Court Opinion

ID: 9779263
Source: CourtListenerOpinion
Date Created: 2023-08-29 21:41:48.24489+00
Date Added: 2024-06-11T07:33:24.431968
License: Public Domain

HENLEY, Judge
(dissenting).
I respectfully dissent.
In my opinion Rule 81.06 (and its predecessors, Rules 82.06 and 3.29) was never intended and was not designed to apply to a case involving a single claim or cause of action against more than one defendant. That is what we are presented with in this case — one claim against multiple defendants. To paraphrase what the court said in State ex rel. Thompson v. Terte, 357 Mo. 229, 207 S.W.2d 487, 489 [1, 2] (Banc 1948) : this case simply does not present the situation contemplated by this Rule, it being applicable only to a suit in which are joined two or more different claims against different parties. The subsequent amendments of what was then Rule 3.29 have not made any change which would make the successors to Rule 3.29 applicable to a single claim against multiple defendants.

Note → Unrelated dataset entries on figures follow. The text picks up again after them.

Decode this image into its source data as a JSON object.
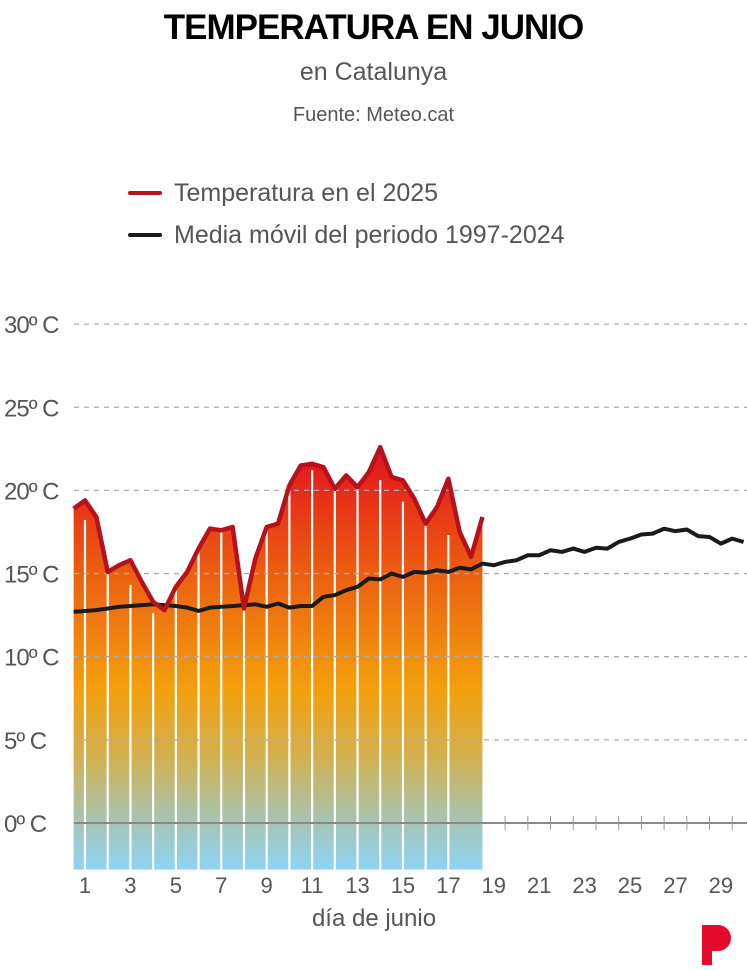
{
  "chart_data": {
    "type": "line",
    "title": "TEMPERATURA EN JUNIO",
    "subtitle": "en Catalunya",
    "source": "Fuente: Meteo.cat",
    "xlabel": "día de junio",
    "ylabel": "",
    "ylim": [
      -3,
      30
    ],
    "xlim": [
      0.5,
      30.3
    ],
    "yticks": [
      0,
      5,
      10,
      15,
      20,
      25,
      30
    ],
    "ytick_labels": [
      "0º C",
      "5º C",
      "10º C",
      "15º C",
      "20º C",
      "25º C",
      "30º C"
    ],
    "xticks": [
      1,
      3,
      5,
      7,
      9,
      11,
      13,
      15,
      17,
      19,
      21,
      23,
      25,
      27,
      29
    ],
    "xtick_labels": [
      "1",
      "3",
      "5",
      "7",
      "9",
      "11",
      "13",
      "15",
      "17",
      "19",
      "21",
      "23",
      "25",
      "27",
      "29"
    ],
    "grid": true,
    "legend_position": "top-left",
    "series": [
      {
        "name": "Temperatura en el 2025",
        "color": "#b5121b",
        "x": [
          0.5,
          1,
          1.5,
          2,
          2.5,
          3,
          3.5,
          4,
          4.5,
          5,
          5.5,
          6,
          6.5,
          7,
          7.5,
          8,
          8.5,
          9,
          9.5,
          10,
          10.5,
          11,
          11.5,
          12,
          12.5,
          13,
          13.5,
          14,
          14.5,
          15,
          15.5,
          16,
          16.5,
          17,
          17.5,
          18,
          18.5
        ],
        "values": [
          18.9,
          19.4,
          18.4,
          15.1,
          15.5,
          15.8,
          14.5,
          13.3,
          12.8,
          14.2,
          15.1,
          16.5,
          17.7,
          17.6,
          17.8,
          12.9,
          15.9,
          17.8,
          18.0,
          20.3,
          21.5,
          21.6,
          21.4,
          20.1,
          20.9,
          20.2,
          21.1,
          22.6,
          20.8,
          20.6,
          19.5,
          18.0,
          19.0,
          20.7,
          17.5,
          16.0,
          18.4
        ]
      },
      {
        "name": "Media móvil del periodo 1997-2024",
        "color": "#1a1a1a",
        "x": [
          0.5,
          1,
          1.5,
          2,
          2.5,
          3,
          3.5,
          4,
          4.5,
          5,
          5.5,
          6,
          6.5,
          7,
          7.5,
          8,
          8.5,
          9,
          9.5,
          10,
          10.5,
          11,
          11.5,
          12,
          12.5,
          13,
          13.5,
          14,
          14.5,
          15,
          15.5,
          16,
          16.5,
          17,
          17.5,
          18,
          18.5,
          19,
          19.5,
          20,
          20.5,
          21,
          21.5,
          22,
          22.5,
          23,
          23.5,
          24,
          24.5,
          25,
          25.5,
          26,
          26.5,
          27,
          27.5,
          28,
          28.5,
          29,
          29.5,
          30
        ],
        "values": [
          12.7,
          12.75,
          12.8,
          12.9,
          13.0,
          13.05,
          13.1,
          13.15,
          13.1,
          13.05,
          12.95,
          12.75,
          12.95,
          13.0,
          13.05,
          13.1,
          13.15,
          13.0,
          13.2,
          12.95,
          13.05,
          13.05,
          13.6,
          13.7,
          14.0,
          14.2,
          14.7,
          14.65,
          15.0,
          14.8,
          15.1,
          15.05,
          15.2,
          15.1,
          15.35,
          15.25,
          15.6,
          15.5,
          15.7,
          15.8,
          16.1,
          16.1,
          16.4,
          16.3,
          16.5,
          16.3,
          16.55,
          16.5,
          16.9,
          17.1,
          17.35,
          17.4,
          17.7,
          17.55,
          17.65,
          17.25,
          17.2,
          16.8,
          17.1,
          16.9
        ]
      }
    ],
    "area_fill": {
      "series": "Temperatura en el 2025",
      "baseline": -2.8,
      "gradient_stops": [
        {
          "temp": 22,
          "color": "#e4161b"
        },
        {
          "temp": 15,
          "color": "#ec5f11"
        },
        {
          "temp": 8,
          "color": "#f3a00c"
        },
        {
          "temp": 4,
          "color": "#d3b04f"
        },
        {
          "temp": 0,
          "color": "#a5c5b5"
        },
        {
          "temp": -2.8,
          "color": "#8fd3f5"
        }
      ]
    }
  },
  "colors": {
    "grid": "#aaaaaa",
    "axis": "#888888",
    "divider": "#ffffff",
    "logo": "#e30a2b"
  },
  "logo": {
    "icon": "publisher-p-logo"
  }
}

Of the seven cases cited in the majority opinion in support of the proposition that the appeal is not premature, five involve more than one claim. The two which do not are State ex rel. Schweitzer v. Greene, 438 S.W.2d 229 (Mo.banc 1969) and Beezley v. National Life & Accident Ins. Co., 464 S.W.2d 535 (Mo.App.1971). The Greene case involved a single claim against two defendants, but what the court said there (l.c. 438 S.W.2d at 231) to the effect that the trial court could have designated the order of dismissal as a final judgment for purposes of appeal was not necessary to the decision and therefore was dictum.

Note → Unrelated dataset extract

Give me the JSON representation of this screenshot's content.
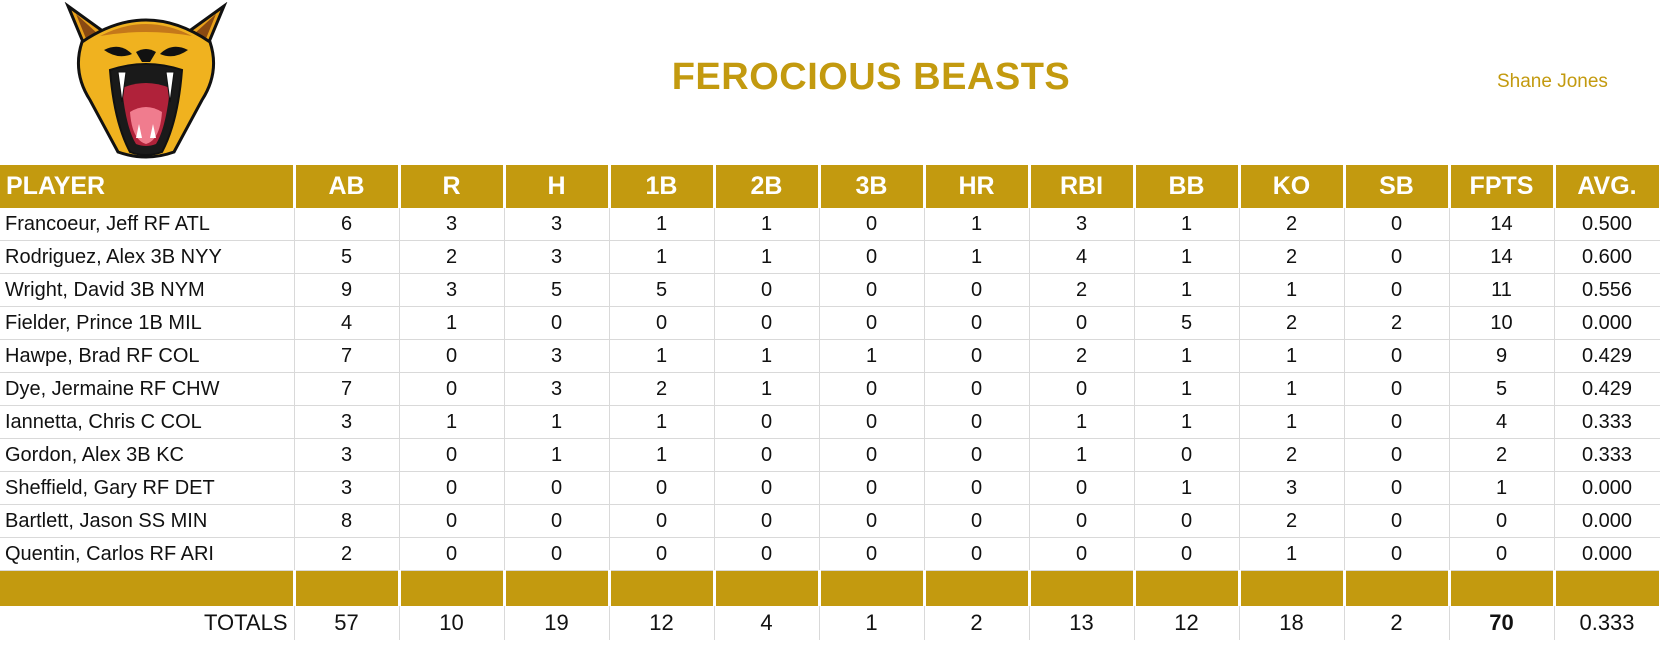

The Beezley case involved a single claim against multiple defendants and an order of dismissal as to one. The court of appeals held that the order of dismissal from which plaintiff had appealed was not a final appealable judgment and dismissed the appeal as premature. In doing so, the court said that upon remand the trial court could in its discretion designate the judgment as final for purposes of appeal, citing the Greene case and Woods v. Juvenile Shoe Corp., 361 S.W.2d 694, 695 [1] (Mo. 1962) and Dotson v. Bacharach, 325 S.W. 2d 737, 739 [4] (Mo.1959). In saying that the trial court could under what was then Rule 82.06 designate the judgment of dismissal as final for purposes of appeal, the court of appeals was, I respectfully submit, in error. The cases cited in support of that statement are not authority for that holding. What was said in the Greene case on this proposition was, as indicated, dictum. Both the Woods and the Dotson cases involved more than one claim or *381cause of action against different defendants, the situation to which Rule 82.06 (now 81.06) on separate trials of claims and their finality is applicable; they did not involve one claim against multiple defendants, the situation we have here.
At the expense of being verbose, I repeat: this case involves one claim, a single, indivisible claim; not two; it involves a separate trial of a claim against one of the two defendants, the same single claim stated against both; not a separate trial of a single claim which has been divided into two. If Rule 81.06 is to be made applicable to this situation I would hope that it would be done, not by interpretation and the resultant overruling of Terte, supra, a decision upon which at least 15 others have relied, but by amendment of the Rule.
Because the issues as to all parties have not been disposed of, the appeal is premature and I would dismiss it.